Im direkten Verhältnis stehen einander somit zwei ident große Gruppen in dieser Fragestellung gegenüber. Menschen mit höherer Bildung, FPÖ- und Grüne-Sympathisanten sind sich überdurchschnittlich einig in ihrem Eindruck einer politisch gespaltenen Alpenrepublik. Der Rest – rund ein Viertel der Bevölkerung – kann sich nach eigenen Angaben dazu nicht äußern.

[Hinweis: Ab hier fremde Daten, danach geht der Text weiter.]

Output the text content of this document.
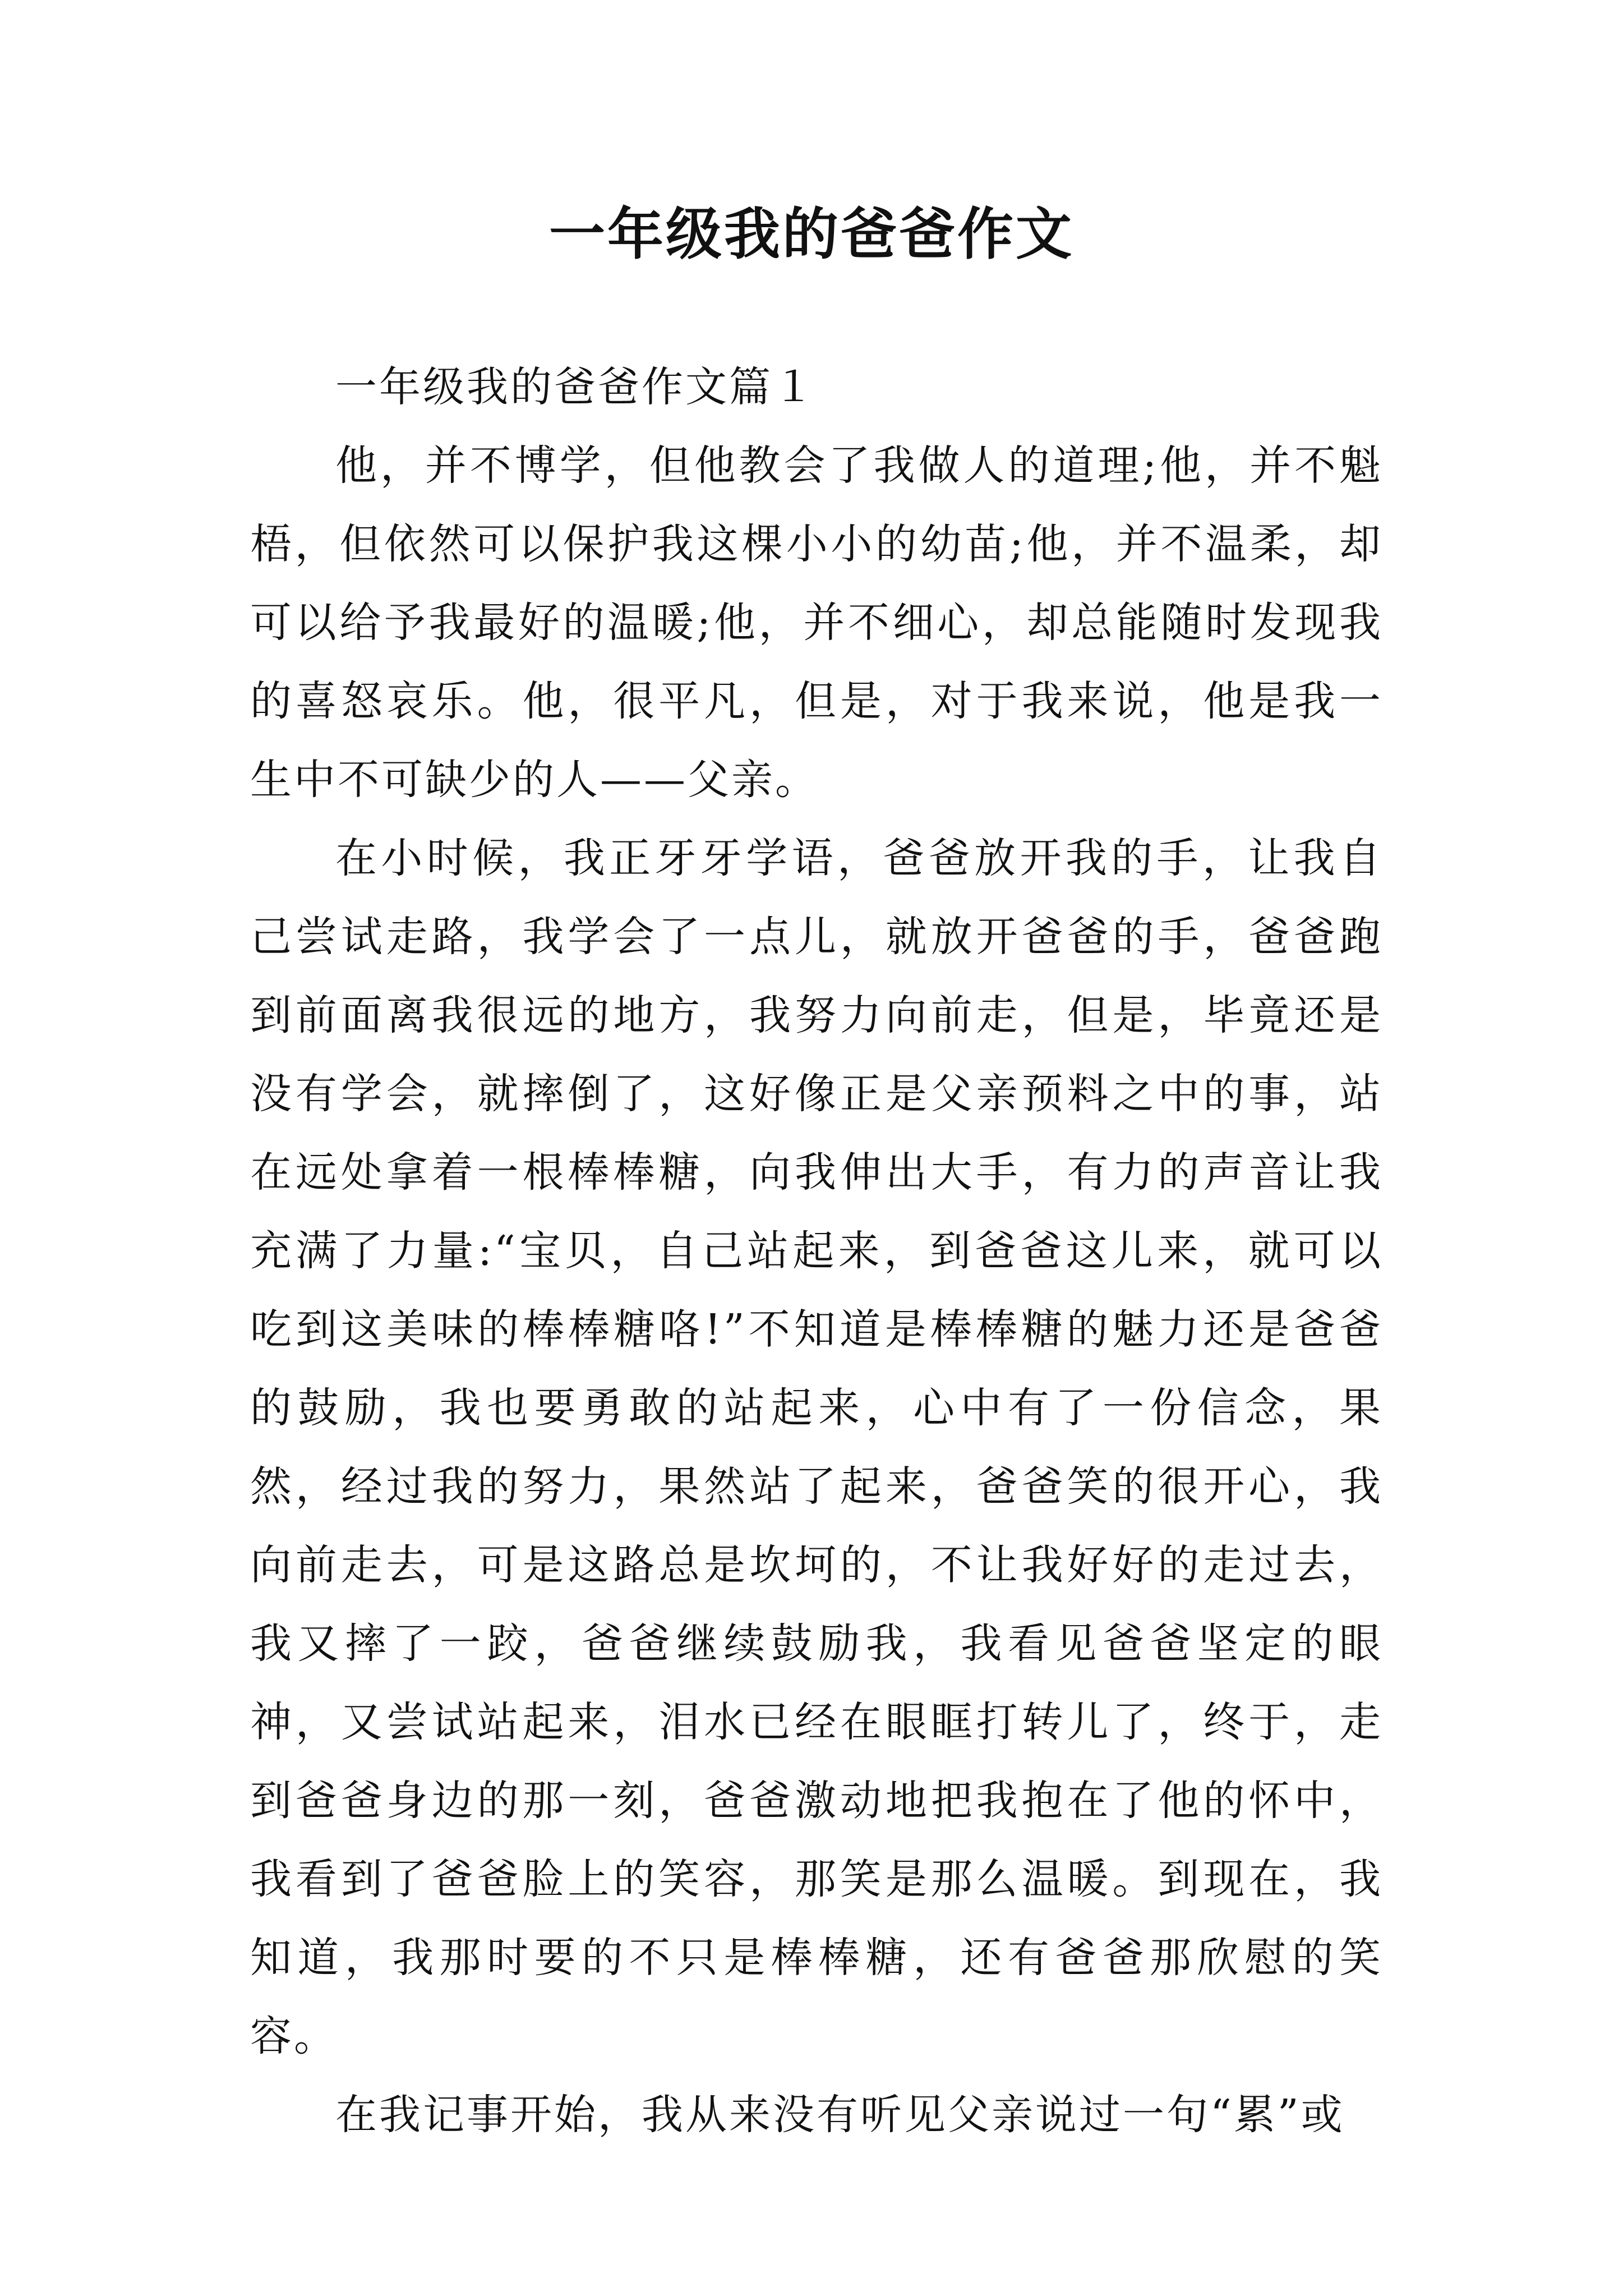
一年级我的爸爸作文

一年级我的爸爸作文篇１

他，并不博学，但他教会了我做人的道理;他，并不魁梧，但依然可以保护我这棵小小的幼苗;他，并不温柔，却可以给予我最好的温暖;他，并不细心，却总能随时发现我的喜怒哀乐。他，很平凡，但是，对于我来说，他是我一生中不可缺少的人——父亲。

在小时候，我正牙牙学语，爸爸放开我的手，让我自己尝试走路，我学会了一点儿，就放开爸爸的手，爸爸跑到前面离我很远的地方，我努力向前走，但是，毕竟还是没有学会，就摔倒了，这好像正是父亲预料之中的事，站在远处拿着一根棒棒糖，向我伸出大手，有力的声音让我充满了力量:“宝贝，自己站起来，到爸爸这儿来，就可以吃到这美味的棒棒糖咯!”不知道是棒棒糖的魅力还是爸爸的鼓励，我也要勇敢的站起来，心中有了一份信念，果然，经过我的努力，果然站了起来，爸爸笑的很开心，我向前走去，可是这路总是坎坷的，不让我好好的走过去，我又摔了一跤，爸爸继续鼓励我，我看见爸爸坚定的眼神，又尝试站起来，泪水已经在眼眶打转儿了，终于，走到爸爸身边的那一刻，爸爸激动地把我抱在了他的怀中，我看到了爸爸脸上的笑容，那笑是那么温暖。到现在，我知道，我那时要的不只是棒棒糖，还有爸爸那欣慰的笑容。

在我记事开始，我从来没有听见父亲说过一句“累”或
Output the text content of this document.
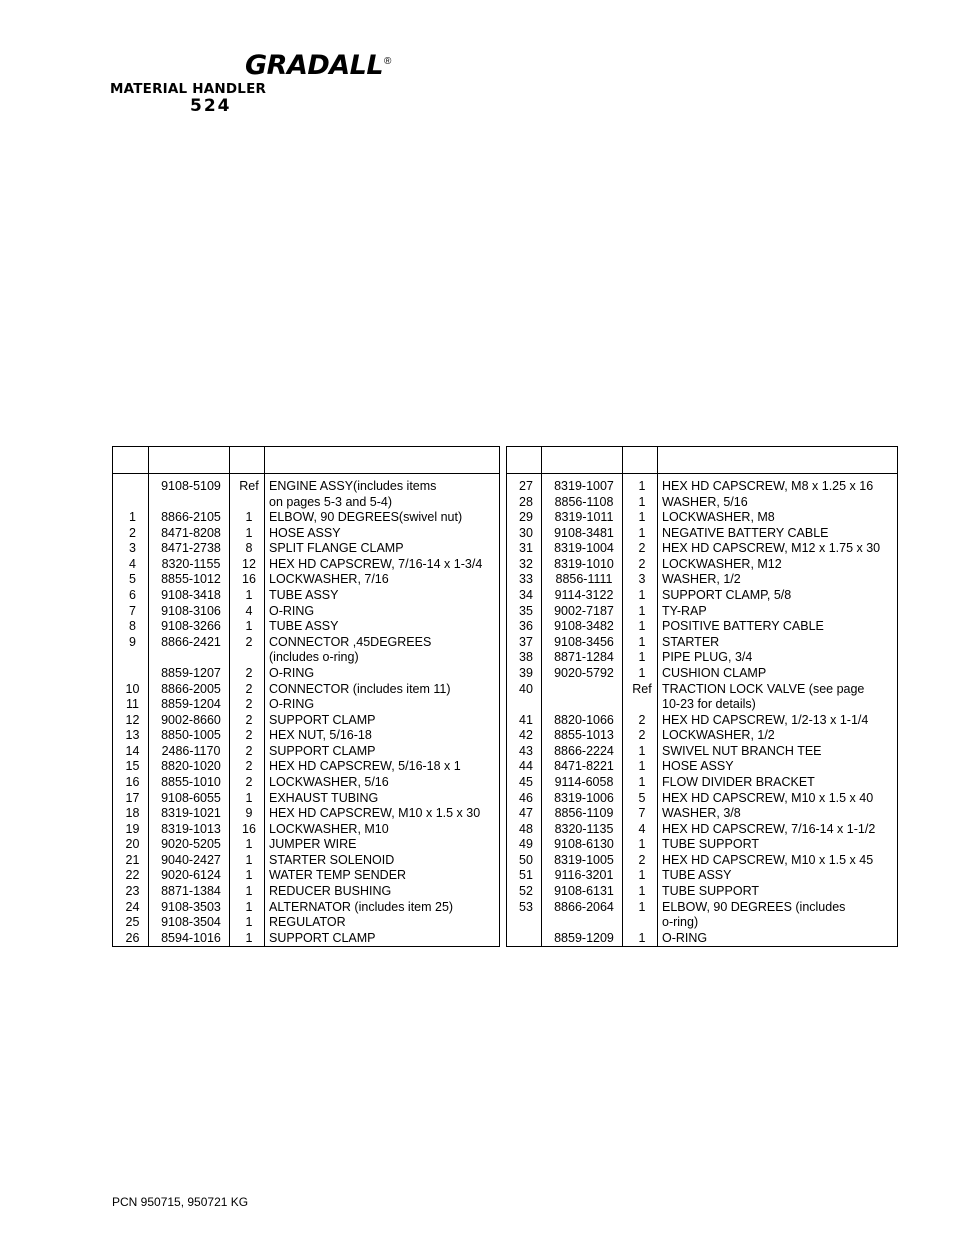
GRADALL ®
MATERIAL HANDLER
524

	9108-5109	Ref	ENGINE ASSY(includes items
			on pages 5-3 and 5-4)
1	8866-2105	1	ELBOW, 90 DEGREES(swivel nut)
2	8471-8208	1	HOSE ASSY
3	8471-2738	8	SPLIT FLANGE CLAMP
4	8320-1155	12	HEX HD CAPSCREW, 7/16-14 x 1-3/4
5	8855-1012	16	LOCKWASHER, 7/16
6	9108-3418	1	TUBE ASSY
7	9108-3106	4	O-RING
8	9108-3266	1	TUBE ASSY
9	8866-2421	2	CONNECTOR ,45DEGREES
			(includes o-ring)
	8859-1207	2	O-RING
10	8866-2005	2	CONNECTOR (includes item 11)
11	8859-1204	2	O-RING
12	9002-8660	2	SUPPORT CLAMP
13	8850-1005	2	HEX NUT, 5/16-18
14	2486-1170	2	SUPPORT CLAMP
15	8820-1020	2	HEX HD CAPSCREW, 5/16-18 x 1
16	8855-1010	2	LOCKWASHER, 5/16
17	9108-6055	1	EXHAUST TUBING
18	8319-1021	9	HEX HD CAPSCREW, M10 x 1.5 x 30
19	8319-1013	16	LOCKWASHER, M10
20	9020-5205	1	JUMPER WIRE
21	9040-2427	1	STARTER SOLENOID
22	9020-6124	1	WATER TEMP SENDER
23	8871-1384	1	REDUCER BUSHING
24	9108-3503	1	ALTERNATOR (includes item 25)
25	9108-3504	1	REGULATOR
26	8594-1016	1	SUPPORT CLAMP

27	8319-1007	1	HEX HD CAPSCREW, M8 x 1.25 x 16
28	8856-1108	1	WASHER, 5/16
29	8319-1011	1	LOCKWASHER, M8
30	9108-3481	1	NEGATIVE BATTERY CABLE
31	8319-1004	2	HEX HD CAPSCREW, M12 x 1.75 x 30
32	8319-1010	2	LOCKWASHER, M12
33	8856-1111	3	WASHER, 1/2
34	9114-3122	1	SUPPORT CLAMP, 5/8
35	9002-7187	1	TY-RAP
36	9108-3482	1	POSITIVE BATTERY CABLE
37	9108-3456	1	STARTER
38	8871-1284	1	PIPE PLUG, 3/4
39	9020-5792	1	CUSHION CLAMP
40		Ref	TRACTION LOCK VALVE (see page
			10-23 for details)
41	8820-1066	2	HEX HD CAPSCREW, 1/2-13 x 1-1/4
42	8855-1013	2	LOCKWASHER, 1/2
43	8866-2224	1	SWIVEL NUT BRANCH TEE
44	8471-8221	1	HOSE ASSY
45	9114-6058	1	FLOW DIVIDER BRACKET
46	8319-1006	5	HEX HD CAPSCREW, M10 x 1.5 x 40
47	8856-1109	7	WASHER, 3/8
48	8320-1135	4	HEX HD CAPSCREW, 7/16-14 x 1-1/2
49	9108-6130	1	TUBE SUPPORT
50	8319-1005	2	HEX HD CAPSCREW, M10 x 1.5 x 45
51	9116-3201	1	TUBE ASSY
52	9108-6131	1	TUBE SUPPORT
53	8866-2064	1	ELBOW, 90 DEGREES (includes
			o-ring)
	8859-1209	1	O-RING
PCN 950715, 950721 KG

Bruchlinie Flüchtlingsthema

Als stärkste Bruchlinie gilt die Zuwanderungsthematik inklusive Integration und Flüchtlingskrise; rund zwei von drei Österreichern nennen dieses Thema spontan. Dieser Befund erstreckt sich über alle soziodemografischen Gruppen und ist eindeutig als stärkste Spannungslinie zu erkennen. Betrachtet man die weiteren Bruchlinien, zeigt sich, dass sich erst auf deutlich späteren Bewusstseinsebenen die politische Gesinnung (12%), die EU (10%), die Budgetpolitik (10%) oder auch das Sozialsystem (9%) als Spaltpilze der Republik finden. Da sich die Flüchtlingssituation in den letzten 12 bis 14 Monaten deutlich verschärft bzw. sich als Thema eigentlich ganz neu für die Bevölkerung gestellt hat, ist davon auszugehen, dass die Flüchtlingswelle diese gefühlte Spaltung der Gesellschaft maßgeblich verstärkt hat. Vice versa könnte man sogar meinen, dass ein Umfrageergebnis vor dem Auftreten dieses Problems auch keine größeren Spaltungseindrücke der Bevölkerung geliefert hätte.